Our experiment is controlled, using real YouTube videos, and clear questions. AI-mediated search is becoming part of how people find information. When these systems get it wrong, through hallucination, bias, or just poorly trained, users may have no easy way of knowing. Adding video into that equation makes it worse. With text, you can skim, search, and compare sources. With video, you actually have to watch it. So people are more likely to use an AI, and less likely to check what the AI tells them.

The confidence problem is a key issue. The deceiving AI sounded certain. It referenced real timestamps and details from the videos. In real products, AI mistakes can look exactly like that: plausible, specific, and easy to accept if you do not check the source.

+900
participants, answering +8,000 questions
~30pp
accuracy drop
±0.1
confidence change — none

This isn't about people being careless.
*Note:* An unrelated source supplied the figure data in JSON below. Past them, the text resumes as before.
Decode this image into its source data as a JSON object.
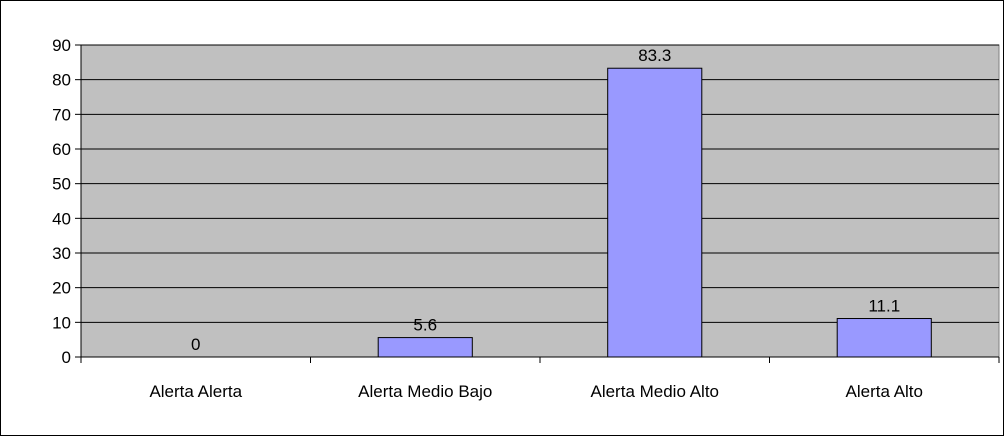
{
  "chart_data": {
    "type": "bar",
    "title": "",
    "xlabel": "",
    "ylabel": "",
    "categories": [
      "Alerta Alerta",
      "Alerta Medio Bajo",
      "Alerta Medio Alto",
      "Alerta Alto"
    ],
    "values": [
      0,
      5.6,
      83.3,
      11.1
    ],
    "data_labels": [
      "0",
      "5.6",
      "83.3",
      "11.1"
    ],
    "ylim": [
      0,
      90
    ],
    "yticks": [
      "0",
      "10",
      "20",
      "30",
      "40",
      "50",
      "60",
      "70",
      "80",
      "90"
    ],
    "grid": true,
    "legend": "none",
    "colors": {
      "plot_background": "#c0c0c0",
      "bar_fill": "#9999ff",
      "bar_stroke": "#000000",
      "gridline": "#000000"
    }
  }
}
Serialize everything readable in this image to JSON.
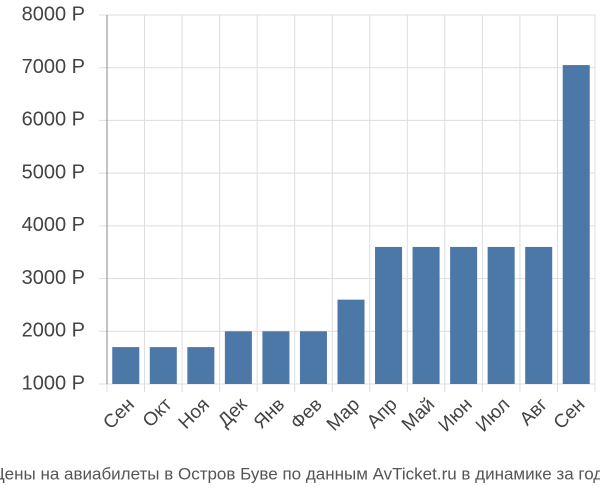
{
  "chart_data": {
    "type": "bar",
    "categories": [
      "Сен",
      "Окт",
      "Ноя",
      "Дек",
      "Янв",
      "Фев",
      "Мар",
      "Апр",
      "Май",
      "Июн",
      "Июл",
      "Авг",
      "Сен"
    ],
    "values": [
      1700,
      1700,
      1700,
      2000,
      2000,
      2000,
      2600,
      3600,
      3600,
      3600,
      3600,
      3600,
      7050
    ],
    "color": "#4c78a8",
    "ylim": [
      1000,
      8000
    ],
    "yticks": [
      {
        "value": 1000,
        "label": "1000 Р"
      },
      {
        "value": 2000,
        "label": "2000 Р"
      },
      {
        "value": 3000,
        "label": "3000 Р"
      },
      {
        "value": 4000,
        "label": "4000 Р"
      },
      {
        "value": 5000,
        "label": "5000 Р"
      },
      {
        "value": 6000,
        "label": "6000 Р"
      },
      {
        "value": 7000,
        "label": "7000 Р"
      },
      {
        "value": 8000,
        "label": "8000 Р"
      }
    ],
    "grid": true,
    "caption": "Цены на авиабилеты в Остров Буве по данным AvTicket.ru в динамике за год."
  }
}
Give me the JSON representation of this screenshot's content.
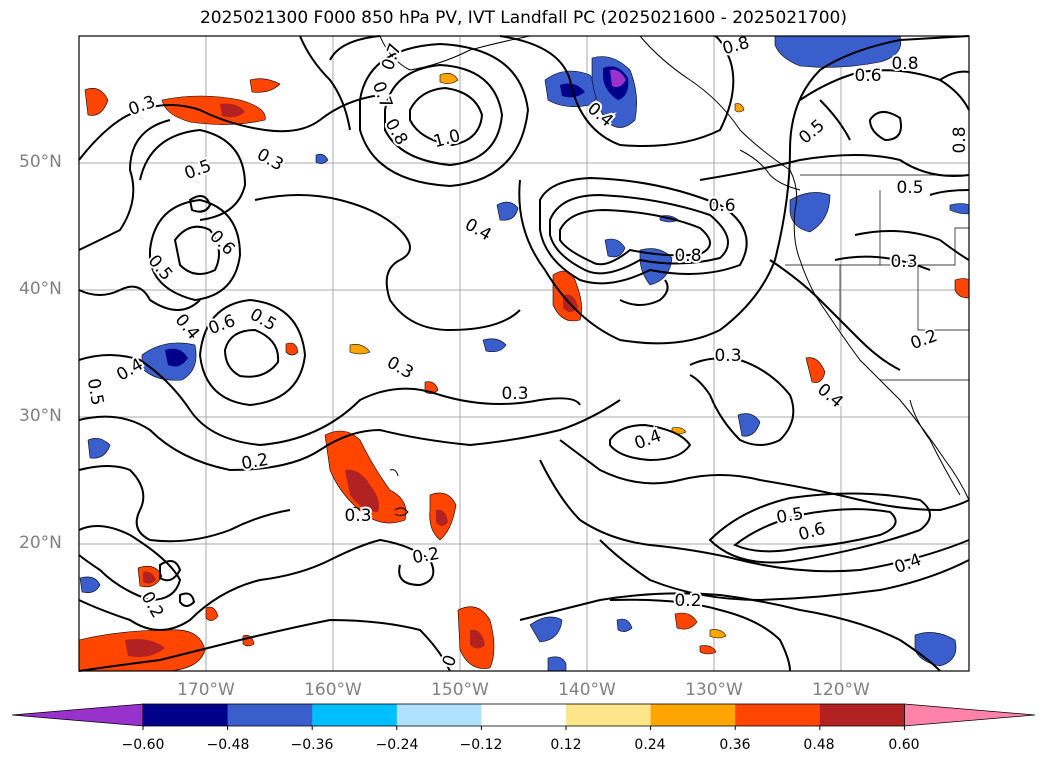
{
  "title": "2025021300 F000 850 hPa PV, IVT Landfall PC (2025021600 - 2025021700)",
  "lat_labels": [
    "50°N",
    "40°N",
    "30°N",
    "20°N"
  ],
  "lon_labels": [
    "170°W",
    "160°W",
    "150°W",
    "140°W",
    "130°W",
    "120°W"
  ],
  "colorbar": {
    "ticks": [
      "−0.60",
      "−0.48",
      "−0.36",
      "−0.24",
      "−0.12",
      "0.12",
      "0.24",
      "0.36",
      "0.48",
      "0.60"
    ],
    "colors": [
      "#9932cc",
      "#00008b",
      "#3a5fcd",
      "#00bfff",
      "#b0e2ff",
      "#ffffff",
      "#fde68a",
      "#ffa500",
      "#ff4500",
      "#b22222",
      "#ff82ab"
    ]
  },
  "contour_labels": [
    {
      "text": "0.3",
      "kind": "pv"
    },
    {
      "text": "0.5",
      "kind": "pv"
    },
    {
      "text": "0.3",
      "kind": "pv"
    },
    {
      "text": "0.6",
      "kind": "pv"
    },
    {
      "text": "0.5",
      "kind": "pv"
    },
    {
      "text": "0.4",
      "kind": "pv"
    },
    {
      "text": "0.6",
      "kind": "pv"
    },
    {
      "text": "0.5",
      "kind": "pv"
    },
    {
      "text": "0.4",
      "kind": "pv"
    },
    {
      "text": "0.5",
      "kind": "pv"
    },
    {
      "text": "0.7",
      "kind": "pv"
    },
    {
      "text": "0.8",
      "kind": "pv"
    },
    {
      "text": "1.0",
      "kind": "pv"
    },
    {
      "text": "0.4",
      "kind": "pv"
    },
    {
      "text": "0.4",
      "kind": "pv"
    },
    {
      "text": "0.8",
      "kind": "pv"
    },
    {
      "text": "0.6",
      "kind": "pv"
    },
    {
      "text": "0.8",
      "kind": "pv"
    },
    {
      "text": "0.5",
      "kind": "pv"
    },
    {
      "text": "0.8",
      "kind": "pv"
    },
    {
      "text": "0.6",
      "kind": "pv"
    },
    {
      "text": "0.8",
      "kind": "pv"
    },
    {
      "text": "0.7",
      "kind": "pv"
    },
    {
      "text": "0.5",
      "kind": "pv"
    },
    {
      "text": "0.3",
      "kind": "pv"
    },
    {
      "text": "0.2",
      "kind": "pv"
    },
    {
      "text": "0.3",
      "kind": "pv"
    },
    {
      "text": "0.3",
      "kind": "pv"
    },
    {
      "text": "0.3",
      "kind": "pv"
    },
    {
      "text": "0.4",
      "kind": "pv"
    },
    {
      "text": "0.4",
      "kind": "pv"
    },
    {
      "text": "0.2",
      "kind": "pv"
    },
    {
      "text": "0.3",
      "kind": "pv"
    },
    {
      "text": "0.2",
      "kind": "pv"
    },
    {
      "text": "0.5",
      "kind": "pv"
    },
    {
      "text": "0.6",
      "kind": "pv"
    },
    {
      "text": "0.4",
      "kind": "pv"
    },
    {
      "text": "0.2",
      "kind": "pv"
    },
    {
      "text": "0.2",
      "kind": "pv"
    },
    {
      "text": "0",
      "kind": "pv"
    }
  ]
}
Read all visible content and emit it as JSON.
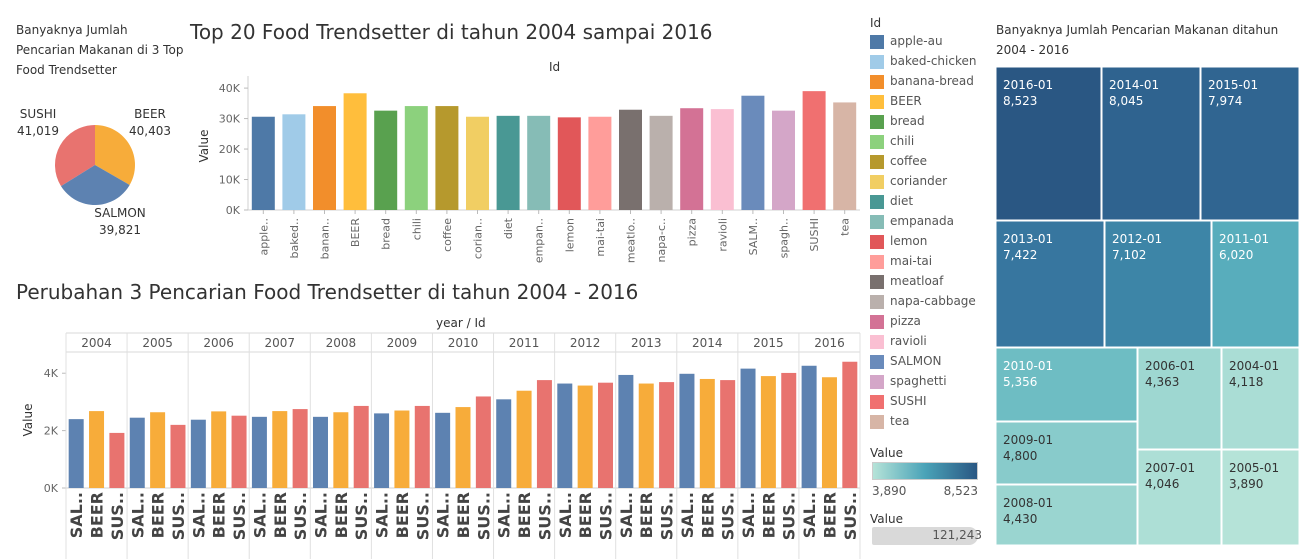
{
  "pie": {
    "title": "Banyaknya Jumlah Pencarian Makanan di 3 Top Food Trendsetter",
    "slices": [
      {
        "name": "SUSHI",
        "value": 41019,
        "value_label": "41,019",
        "color": "#e8736f"
      },
      {
        "name": "BEER",
        "value": 40403,
        "value_label": "40,403",
        "color": "#f7ac3a"
      },
      {
        "name": "SALMON",
        "value": 39821,
        "value_label": "39,821",
        "color": "#5d82b1"
      }
    ]
  },
  "bar": {
    "title": "Top 20 Food Trendsetter di tahun 2004 sampai 2016",
    "x_header": "Id",
    "ylabel": "Value",
    "yticks": [
      "0K",
      "10K",
      "20K",
      "30K",
      "40K"
    ]
  },
  "grouped": {
    "title": "Perubahan 3 Pencarian Food Trendsetter di tahun 2004 - 2016",
    "header": "year / Id",
    "ylabel": "Value",
    "yticks": [
      "0K",
      "2K",
      "4K"
    ],
    "cat_labels": [
      "SAL..",
      "BEER",
      "SUS.."
    ]
  },
  "legend": {
    "title": "Id",
    "items": [
      {
        "label": "apple-au",
        "color": "#4e79a7"
      },
      {
        "label": "baked-chicken",
        "color": "#a0cbe8"
      },
      {
        "label": "banana-bread",
        "color": "#f28e2b"
      },
      {
        "label": "BEER",
        "color": "#ffbe3c"
      },
      {
        "label": "bread",
        "color": "#59a14f"
      },
      {
        "label": "chili",
        "color": "#8cd17d"
      },
      {
        "label": "coffee",
        "color": "#b6992d"
      },
      {
        "label": "coriander",
        "color": "#f1ce63"
      },
      {
        "label": "diet",
        "color": "#499894"
      },
      {
        "label": "empanada",
        "color": "#86bcb6"
      },
      {
        "label": "lemon",
        "color": "#e15759"
      },
      {
        "label": "mai-tai",
        "color": "#ff9d9a"
      },
      {
        "label": "meatloaf",
        "color": "#79706e"
      },
      {
        "label": "napa-cabbage",
        "color": "#bab0ac"
      },
      {
        "label": "pizza",
        "color": "#d37295"
      },
      {
        "label": "ravioli",
        "color": "#fabfd2"
      },
      {
        "label": "SALMON",
        "color": "#6a8bbb"
      },
      {
        "label": "spaghetti",
        "color": "#d4a6c8"
      },
      {
        "label": "SUSHI",
        "color": "#f07070"
      },
      {
        "label": "tea",
        "color": "#d7b5a6"
      }
    ]
  },
  "color_scale": {
    "title": "Value",
    "min_label": "3,890",
    "max_label": "8,523",
    "min_color": "#b5e3d8",
    "max_color": "#2a5783"
  },
  "size_scale": {
    "title": "Value",
    "value_label": "121,243"
  },
  "treemap": {
    "title": "Banyaknya Jumlah Pencarian Makanan ditahun 2004 - 2016"
  },
  "chart_data": [
    {
      "type": "pie",
      "title": "Banyaknya Jumlah Pencarian Makanan di 3 Top Food Trendsetter",
      "categories": [
        "SUSHI",
        "BEER",
        "SALMON"
      ],
      "values": [
        41019,
        40403,
        39821
      ]
    },
    {
      "type": "bar",
      "title": "Top 20 Food Trendsetter di tahun 2004 sampai 2016",
      "xlabel": "Id",
      "ylabel": "Value",
      "ylim": [
        0,
        42000
      ],
      "categories": [
        "apple-au",
        "baked-chicken",
        "banana-bread",
        "BEER",
        "bread",
        "chili",
        "coffee",
        "coriander",
        "diet",
        "empanada",
        "lemon",
        "mai-tai",
        "meatloaf",
        "napa-cabbage",
        "pizza",
        "ravioli",
        "SALMON",
        "spaghetti",
        "SUSHI",
        "tea"
      ],
      "tick_labels": [
        "apple..",
        "baked..",
        "banan..",
        "BEER",
        "bread",
        "chili",
        "coffee",
        "corian..",
        "diet",
        "empan..",
        "lemon",
        "mai-tai",
        "meatlo..",
        "napa-c..",
        "pizza",
        "ravioli",
        "SALM..",
        "spagh..",
        "SUSHI",
        "tea"
      ],
      "values": [
        30600,
        31400,
        34100,
        38300,
        32600,
        34100,
        34100,
        30600,
        30900,
        30900,
        30400,
        30600,
        32900,
        30900,
        33400,
        33100,
        37500,
        32600,
        39000,
        35300
      ]
    },
    {
      "type": "bar",
      "title": "Perubahan 3 Pencarian Food Trendsetter di tahun 2004 - 2016",
      "xlabel": "year / Id",
      "ylabel": "Value",
      "ylim": [
        0,
        4600
      ],
      "years": [
        "2004",
        "2005",
        "2006",
        "2007",
        "2008",
        "2009",
        "2010",
        "2011",
        "2012",
        "2013",
        "2014",
        "2015",
        "2016"
      ],
      "series": [
        {
          "name": "SALMON",
          "values": [
            2400,
            2450,
            2380,
            2480,
            2480,
            2600,
            2620,
            3090,
            3640,
            3940,
            3980,
            4160,
            4260
          ]
        },
        {
          "name": "BEER",
          "values": [
            2680,
            2640,
            2670,
            2680,
            2640,
            2700,
            2820,
            3390,
            3570,
            3640,
            3800,
            3900,
            3860
          ]
        },
        {
          "name": "SUSHI",
          "values": [
            1920,
            2200,
            2520,
            2750,
            2860,
            2860,
            3190,
            3760,
            3670,
            3690,
            3760,
            4010,
            4400
          ]
        }
      ]
    },
    {
      "type": "heatmap",
      "title": "Banyaknya Jumlah Pencarian Makanan ditahun 2004 - 2016",
      "categories": [
        "2016-01",
        "2014-01",
        "2015-01",
        "2013-01",
        "2012-01",
        "2011-01",
        "2010-01",
        "2006-01",
        "2004-01",
        "2009-01",
        "2007-01",
        "2005-01",
        "2008-01"
      ],
      "values": [
        8523,
        8045,
        7974,
        7422,
        7102,
        6020,
        5356,
        4363,
        4118,
        4800,
        4046,
        3890,
        4430
      ],
      "value_labels": [
        "8,523",
        "8,045",
        "7,974",
        "7,422",
        "7,102",
        "6,020",
        "5,356",
        "4,363",
        "4,118",
        "4,800",
        "4,046",
        "3,890",
        "4,430"
      ]
    }
  ]
}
It's about a structural vulnerability in how we interact with AI-mediated information, especially video. As these tools get better and more embedded in how we consume media, that vulnerability gets bigger.

That's the tension at the center of the paper. AI can genuinely help people get information from video faster. But the same convenience can also make bad answers much harder to catch.

This paper is a first step. We focused on factual questions, things with clear right or wrong answers. But the bigger societal question might be about opinions. If an AI subtly frames video content in a particular way, does that shift what people believe? And on the design side: what kinds of interface cues, friction, or transparency mechanisms can help people know when to trust an AI and when to check the source themselves? As models become natively multimodal, understanding and referencing video content directly, an AI that can cite specific visual details to support a false claim is inherently different from one that just generates plausible text.

Methodology

How we ran the study

If you want the details, here's the short version of how the experiment worked and how we checked the results.

Study design diagram showing pre-game survey, randomization into 2x3 factorial design, three 15-minute experimental rounds each with 3 videos and 3 questions, and post-game exit survey with debrief.
The study design: pre-survey, randomization into a 2×3 factorial design, three experimental rounds, and an exit survey.

Study design

At a high level, this was a controlled online experiment with three rounds. Participants answered questions about videos under one of three setups: no AI, helpful AI, or an AI assistant that switched to plausible-but-wrong answers in the final round.

Experiment platform

The whole platform is built on Empirica, which gave us a React frontend, a Node.js backend, and a built-in data layer for participant state, randomization, and stage progression.

AI setup

The assistant could read the videos directly instead of relying on transcripts alone. We used Google's Gemini (specifically gemini-3-flash) with YouTube URLs, and pre-processed each round's videos through the Gemini API so participant questions could be answered near-instantly.

Deceiving AI condition

To create the misleading condition, we prompted the model to give plausible but incorrect answers. The key was that the wrong answers still referenced real visual details from the videos, specific timestamps, people, and scenes, while changing the actual facts. Using a separate LLM-based annotation pipeline, we verified that more than 90% of those answers were indeed incorrect.

How we measured watching behavior

We logged what people actually did with the videos: when the player opened, when they played or paused, which segments they watched, playback speed, and total active viewing time. With this, we could understand whether they acutally watched the segments of the videos containing the information they were asked about.

How we checked the answers

Participant answers were open text, so we used an LLM-as-a-judge pipeline to score them. Three frontier models (Claude Opus, Gemini 3 Pro, GPT‑5.2) each judged whether an answer was correct, and we used the majority vote. We then compared that pipeline against human annotations from four of the authors on 603 answers and found near-perfect agreement (Cohen's κ = 0.91).